三沢市寺山修司記念館

寺山修司の人気は衰えず10年で14万人入館

[三沢市寺山修司記念館]
 開館10周年を迎えた寺山修司記念館
 terayamashuji1.jpg 寺山修司がこの世を去って24年。現在、高校の国語教科書で使われている修司の短歌50数首が、延べ110冊に採録。寺山修司は斉藤茂吉に次いで第2位である。
 また、昨年、「国際寺山修司学会」が発足するなど、寺山修司の人気は年を追うごとに高まるばかりである。
 その寺山修司のメッカというべきものが、三沢市の「寺山修司記念館」である。
 寺山修司が亡くなったのは昭和58年(一九八三)。修司の母親はつさんが、修司と三沢市の小学校で同級生であった下久保作之佑さんを介し、修司の遺品を三沢市に寄贈した。
 下久保さんは、それを受け、三沢市での寺山修司の同級生たちを中心に実行委員会を結成し、記念碑の建設と、寺山修司記念館の建設運動を進めた。
 こうして、平成9年(一九九七)7月に、三沢市が寺山修司記念館を開館した。
 記念館への入館者は、開館した平成9年(一九九七)に、9ヵ月で1万7626人、翌平成10年(一九九八)1万8728人が入館。以降、平成15年(二〇〇三)まで平均して1万4000人が入館していた。
 ところが、平成15年に県立三沢航空科学館が開館。その翌平成16年(二〇〇四)から1万人代へと激減した。
 これは、当初、航空科学館と寺山修司記念館の二つを見学の予定で来るが、航空科学館を見ているうちに時間がなくなり、行けなくなったというものが多い。
 それでも10年間の入館者数は約14万人、年平均1万4000人は、花巻市の宮沢賢治記念館は別格として、文学館としては多い方である。
 寺山修司記念館は、市内から遠く離れた小川原湖畔にあるため、三沢空港から約8㌔、三沢駅から約12㌔と、交通の便が悪く、団体客の他は、タクシーでの来館者が多い。しかも、タクシー代が片道3000円~4000円であることを考えると、年間1万4000人は驚異的な数字である。
terayamashuji2.jpg 入館者を見ると、岩手、秋田、宮城など、東北地域からの団体客の他、最初の5年間は、早稲田大学の文学部を中心に、卒論の作成のために訪れる学生が多かった。一般の入館者は、寺山修司と同年代の中高年が多かった。
 そして次の5年間は、映画や演劇、表現芸術の、やはり卒論の作成のために、今度は芸術大学の学生たちが多くなった。一般の入館者は、今は若い女性が圧倒的に多い。

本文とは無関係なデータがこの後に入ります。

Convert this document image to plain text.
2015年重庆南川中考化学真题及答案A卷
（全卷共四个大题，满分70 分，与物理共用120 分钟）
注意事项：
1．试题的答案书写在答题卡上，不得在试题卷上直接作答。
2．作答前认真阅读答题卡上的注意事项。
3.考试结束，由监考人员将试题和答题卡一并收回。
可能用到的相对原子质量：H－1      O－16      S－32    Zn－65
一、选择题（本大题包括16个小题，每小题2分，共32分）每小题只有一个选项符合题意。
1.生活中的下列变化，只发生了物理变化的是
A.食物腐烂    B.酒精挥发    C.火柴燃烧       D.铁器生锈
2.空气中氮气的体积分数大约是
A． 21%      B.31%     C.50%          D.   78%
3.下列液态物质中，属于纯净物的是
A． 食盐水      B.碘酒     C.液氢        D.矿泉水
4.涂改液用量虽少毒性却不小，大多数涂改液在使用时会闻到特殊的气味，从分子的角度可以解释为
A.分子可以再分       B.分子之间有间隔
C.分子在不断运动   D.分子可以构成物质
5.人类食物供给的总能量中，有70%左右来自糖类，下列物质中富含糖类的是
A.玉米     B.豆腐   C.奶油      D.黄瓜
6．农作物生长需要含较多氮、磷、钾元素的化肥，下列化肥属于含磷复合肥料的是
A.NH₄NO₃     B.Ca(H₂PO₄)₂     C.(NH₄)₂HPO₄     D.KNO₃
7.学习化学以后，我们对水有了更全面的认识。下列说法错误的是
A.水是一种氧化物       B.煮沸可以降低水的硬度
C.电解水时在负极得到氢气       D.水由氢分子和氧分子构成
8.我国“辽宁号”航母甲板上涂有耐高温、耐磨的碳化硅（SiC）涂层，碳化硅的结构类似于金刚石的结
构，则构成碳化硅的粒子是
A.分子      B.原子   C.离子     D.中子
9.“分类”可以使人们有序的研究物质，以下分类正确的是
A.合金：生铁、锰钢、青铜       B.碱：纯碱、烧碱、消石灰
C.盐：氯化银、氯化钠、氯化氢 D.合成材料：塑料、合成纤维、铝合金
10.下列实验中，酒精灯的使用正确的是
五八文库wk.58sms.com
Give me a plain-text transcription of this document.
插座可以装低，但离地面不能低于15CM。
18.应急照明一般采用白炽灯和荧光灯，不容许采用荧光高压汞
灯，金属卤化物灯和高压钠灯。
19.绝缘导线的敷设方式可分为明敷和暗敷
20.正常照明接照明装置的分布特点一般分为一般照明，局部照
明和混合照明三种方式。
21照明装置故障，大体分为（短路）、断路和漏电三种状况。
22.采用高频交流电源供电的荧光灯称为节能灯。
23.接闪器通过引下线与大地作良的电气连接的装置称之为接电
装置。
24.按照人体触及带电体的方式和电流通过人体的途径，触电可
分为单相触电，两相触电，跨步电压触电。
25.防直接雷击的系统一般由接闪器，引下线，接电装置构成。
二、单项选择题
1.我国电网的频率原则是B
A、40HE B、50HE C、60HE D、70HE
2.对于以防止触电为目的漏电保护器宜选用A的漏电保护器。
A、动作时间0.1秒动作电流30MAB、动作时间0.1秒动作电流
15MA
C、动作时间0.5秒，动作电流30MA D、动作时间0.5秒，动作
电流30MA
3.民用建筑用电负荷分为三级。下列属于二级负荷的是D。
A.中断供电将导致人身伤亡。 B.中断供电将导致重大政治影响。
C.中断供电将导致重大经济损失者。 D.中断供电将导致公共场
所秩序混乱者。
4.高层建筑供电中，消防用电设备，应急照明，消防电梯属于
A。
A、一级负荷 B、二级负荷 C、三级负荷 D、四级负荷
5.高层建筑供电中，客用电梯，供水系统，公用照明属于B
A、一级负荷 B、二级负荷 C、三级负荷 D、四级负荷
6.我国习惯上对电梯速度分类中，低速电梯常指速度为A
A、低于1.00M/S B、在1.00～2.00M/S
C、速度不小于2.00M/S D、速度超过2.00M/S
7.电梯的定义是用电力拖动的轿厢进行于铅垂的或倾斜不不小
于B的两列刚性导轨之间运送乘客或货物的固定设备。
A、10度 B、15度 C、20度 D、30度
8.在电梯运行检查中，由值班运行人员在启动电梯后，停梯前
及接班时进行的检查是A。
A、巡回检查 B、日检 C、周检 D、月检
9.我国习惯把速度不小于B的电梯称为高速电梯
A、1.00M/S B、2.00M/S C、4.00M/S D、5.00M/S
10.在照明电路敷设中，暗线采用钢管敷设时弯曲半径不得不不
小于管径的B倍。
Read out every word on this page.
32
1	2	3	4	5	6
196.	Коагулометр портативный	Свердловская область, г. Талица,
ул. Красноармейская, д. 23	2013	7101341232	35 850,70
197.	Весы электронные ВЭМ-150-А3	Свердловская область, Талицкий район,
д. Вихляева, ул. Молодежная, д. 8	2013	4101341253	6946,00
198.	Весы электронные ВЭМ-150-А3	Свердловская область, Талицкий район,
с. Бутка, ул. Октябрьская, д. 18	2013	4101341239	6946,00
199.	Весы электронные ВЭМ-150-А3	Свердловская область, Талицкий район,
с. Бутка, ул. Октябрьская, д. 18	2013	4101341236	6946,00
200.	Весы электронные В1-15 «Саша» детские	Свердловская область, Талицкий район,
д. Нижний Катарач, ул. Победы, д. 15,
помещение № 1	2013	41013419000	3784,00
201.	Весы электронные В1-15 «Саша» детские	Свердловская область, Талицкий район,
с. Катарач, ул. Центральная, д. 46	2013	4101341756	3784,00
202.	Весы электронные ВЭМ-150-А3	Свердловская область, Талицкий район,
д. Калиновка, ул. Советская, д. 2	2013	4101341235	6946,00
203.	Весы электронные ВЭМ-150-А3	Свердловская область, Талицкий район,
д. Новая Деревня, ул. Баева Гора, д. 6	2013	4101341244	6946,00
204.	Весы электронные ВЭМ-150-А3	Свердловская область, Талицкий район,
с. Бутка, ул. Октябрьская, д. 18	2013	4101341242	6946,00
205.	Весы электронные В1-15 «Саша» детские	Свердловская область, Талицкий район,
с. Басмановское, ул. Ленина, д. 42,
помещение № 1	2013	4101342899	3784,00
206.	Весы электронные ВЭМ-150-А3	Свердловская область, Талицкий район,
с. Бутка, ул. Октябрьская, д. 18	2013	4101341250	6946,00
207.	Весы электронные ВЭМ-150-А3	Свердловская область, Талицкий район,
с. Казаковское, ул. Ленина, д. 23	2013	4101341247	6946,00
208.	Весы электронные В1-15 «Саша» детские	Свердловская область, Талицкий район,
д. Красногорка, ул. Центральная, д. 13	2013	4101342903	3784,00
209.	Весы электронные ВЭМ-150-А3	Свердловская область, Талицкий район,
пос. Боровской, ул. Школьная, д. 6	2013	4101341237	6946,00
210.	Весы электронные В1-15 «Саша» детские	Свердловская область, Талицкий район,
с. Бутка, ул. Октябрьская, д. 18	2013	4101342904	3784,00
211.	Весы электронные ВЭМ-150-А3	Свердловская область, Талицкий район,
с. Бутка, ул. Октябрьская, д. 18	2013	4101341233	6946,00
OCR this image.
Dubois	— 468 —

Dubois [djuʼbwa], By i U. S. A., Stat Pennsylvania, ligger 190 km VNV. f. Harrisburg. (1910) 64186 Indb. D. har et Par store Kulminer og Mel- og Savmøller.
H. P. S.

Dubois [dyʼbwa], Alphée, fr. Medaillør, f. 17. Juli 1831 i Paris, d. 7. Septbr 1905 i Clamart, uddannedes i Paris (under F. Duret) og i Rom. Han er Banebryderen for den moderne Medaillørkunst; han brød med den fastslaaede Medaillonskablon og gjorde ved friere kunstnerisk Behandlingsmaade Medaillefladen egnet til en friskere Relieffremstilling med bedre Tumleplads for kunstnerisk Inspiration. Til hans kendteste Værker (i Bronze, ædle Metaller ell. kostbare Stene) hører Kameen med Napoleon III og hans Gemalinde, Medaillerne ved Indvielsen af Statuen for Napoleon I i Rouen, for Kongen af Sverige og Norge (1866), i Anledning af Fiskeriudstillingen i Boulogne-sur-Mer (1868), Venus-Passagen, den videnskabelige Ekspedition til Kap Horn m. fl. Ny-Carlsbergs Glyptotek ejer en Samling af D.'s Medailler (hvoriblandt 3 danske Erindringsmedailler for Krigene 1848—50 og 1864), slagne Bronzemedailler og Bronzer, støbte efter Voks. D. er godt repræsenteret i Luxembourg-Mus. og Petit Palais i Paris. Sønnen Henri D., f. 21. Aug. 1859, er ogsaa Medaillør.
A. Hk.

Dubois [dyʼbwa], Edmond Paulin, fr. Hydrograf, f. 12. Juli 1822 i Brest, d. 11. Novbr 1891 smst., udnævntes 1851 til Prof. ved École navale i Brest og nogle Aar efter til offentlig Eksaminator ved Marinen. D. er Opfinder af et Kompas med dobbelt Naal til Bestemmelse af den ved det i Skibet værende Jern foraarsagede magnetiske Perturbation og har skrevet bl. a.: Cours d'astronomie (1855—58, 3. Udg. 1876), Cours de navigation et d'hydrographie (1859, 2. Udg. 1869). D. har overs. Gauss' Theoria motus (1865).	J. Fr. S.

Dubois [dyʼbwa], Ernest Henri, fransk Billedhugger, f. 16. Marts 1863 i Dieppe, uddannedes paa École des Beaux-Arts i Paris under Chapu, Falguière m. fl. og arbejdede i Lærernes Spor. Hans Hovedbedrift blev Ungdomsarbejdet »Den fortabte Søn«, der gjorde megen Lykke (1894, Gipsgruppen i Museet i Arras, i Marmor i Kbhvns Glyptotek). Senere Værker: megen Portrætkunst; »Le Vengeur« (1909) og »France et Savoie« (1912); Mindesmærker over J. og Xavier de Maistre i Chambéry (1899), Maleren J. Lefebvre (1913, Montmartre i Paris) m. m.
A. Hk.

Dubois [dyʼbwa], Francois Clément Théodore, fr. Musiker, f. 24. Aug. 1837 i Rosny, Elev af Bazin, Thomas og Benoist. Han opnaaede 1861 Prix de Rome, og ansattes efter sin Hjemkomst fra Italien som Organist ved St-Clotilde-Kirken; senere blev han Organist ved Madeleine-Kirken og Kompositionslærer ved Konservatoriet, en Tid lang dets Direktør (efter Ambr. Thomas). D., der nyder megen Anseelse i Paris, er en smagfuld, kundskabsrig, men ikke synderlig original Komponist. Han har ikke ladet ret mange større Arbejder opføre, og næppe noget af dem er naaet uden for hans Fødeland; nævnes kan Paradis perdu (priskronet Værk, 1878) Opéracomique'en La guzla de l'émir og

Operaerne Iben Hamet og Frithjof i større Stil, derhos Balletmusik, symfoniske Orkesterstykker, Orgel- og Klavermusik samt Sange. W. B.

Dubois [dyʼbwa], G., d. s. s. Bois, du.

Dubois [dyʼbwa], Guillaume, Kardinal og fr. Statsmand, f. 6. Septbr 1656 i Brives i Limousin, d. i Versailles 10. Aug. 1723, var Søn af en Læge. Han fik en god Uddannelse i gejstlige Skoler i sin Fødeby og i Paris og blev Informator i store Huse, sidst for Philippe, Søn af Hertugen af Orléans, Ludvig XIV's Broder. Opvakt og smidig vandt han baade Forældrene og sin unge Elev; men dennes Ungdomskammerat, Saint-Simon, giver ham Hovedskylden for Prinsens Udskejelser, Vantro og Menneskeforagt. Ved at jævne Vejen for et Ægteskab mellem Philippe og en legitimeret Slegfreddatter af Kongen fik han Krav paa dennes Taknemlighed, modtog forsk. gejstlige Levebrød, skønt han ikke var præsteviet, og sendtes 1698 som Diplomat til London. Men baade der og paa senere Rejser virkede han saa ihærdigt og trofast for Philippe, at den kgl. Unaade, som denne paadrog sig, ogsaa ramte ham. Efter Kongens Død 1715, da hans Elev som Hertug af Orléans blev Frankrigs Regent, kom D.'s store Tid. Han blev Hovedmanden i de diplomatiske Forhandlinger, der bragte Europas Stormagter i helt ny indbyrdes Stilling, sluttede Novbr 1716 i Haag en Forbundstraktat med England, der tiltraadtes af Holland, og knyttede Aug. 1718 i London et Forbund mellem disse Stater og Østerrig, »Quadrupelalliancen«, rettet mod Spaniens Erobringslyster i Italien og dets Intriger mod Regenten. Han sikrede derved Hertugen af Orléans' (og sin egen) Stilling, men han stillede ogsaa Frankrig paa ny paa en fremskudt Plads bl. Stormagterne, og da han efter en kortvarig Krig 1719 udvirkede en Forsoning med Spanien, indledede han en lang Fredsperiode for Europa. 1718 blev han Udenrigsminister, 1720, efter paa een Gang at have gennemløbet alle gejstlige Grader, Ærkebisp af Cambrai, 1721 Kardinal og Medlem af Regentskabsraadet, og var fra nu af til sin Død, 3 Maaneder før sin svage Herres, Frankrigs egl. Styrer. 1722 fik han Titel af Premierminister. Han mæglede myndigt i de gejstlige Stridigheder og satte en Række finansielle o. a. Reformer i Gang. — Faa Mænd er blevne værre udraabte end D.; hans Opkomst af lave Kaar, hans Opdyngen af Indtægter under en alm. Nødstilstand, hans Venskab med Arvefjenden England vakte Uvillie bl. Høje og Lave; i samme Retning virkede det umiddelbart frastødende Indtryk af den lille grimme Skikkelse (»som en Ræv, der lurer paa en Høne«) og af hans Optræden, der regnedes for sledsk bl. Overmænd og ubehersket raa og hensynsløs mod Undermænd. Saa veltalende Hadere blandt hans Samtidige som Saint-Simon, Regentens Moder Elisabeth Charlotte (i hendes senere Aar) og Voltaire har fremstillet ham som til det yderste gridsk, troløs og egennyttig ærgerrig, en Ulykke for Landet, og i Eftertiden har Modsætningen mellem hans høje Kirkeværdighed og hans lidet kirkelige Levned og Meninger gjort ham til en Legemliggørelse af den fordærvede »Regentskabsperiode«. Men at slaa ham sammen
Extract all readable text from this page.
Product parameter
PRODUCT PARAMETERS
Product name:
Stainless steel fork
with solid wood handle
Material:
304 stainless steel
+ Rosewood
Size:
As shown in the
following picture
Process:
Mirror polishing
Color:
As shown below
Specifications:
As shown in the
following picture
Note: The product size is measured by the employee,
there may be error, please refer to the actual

 中には、年数回という人も多く、一番多い人では9回という人もいる。
 また、見学時間は、団体で約1時間、個人では閉館まで1日いっぱいいるという来館者も多い。
 寺山修司記念館を訪れる人たちは、単に一見して帰るのではなく、より深く寺山のことを知りたいという人たちが多くなってきている。
 昨年結成された国際寺山学会は、大学の文学部の教授らが発起人として、たくさん名を連ねていることでも頷ける。
 異才、鬼才、あるいは異端児ともいわれた寺山修司は、今や学問としての研究対象となった。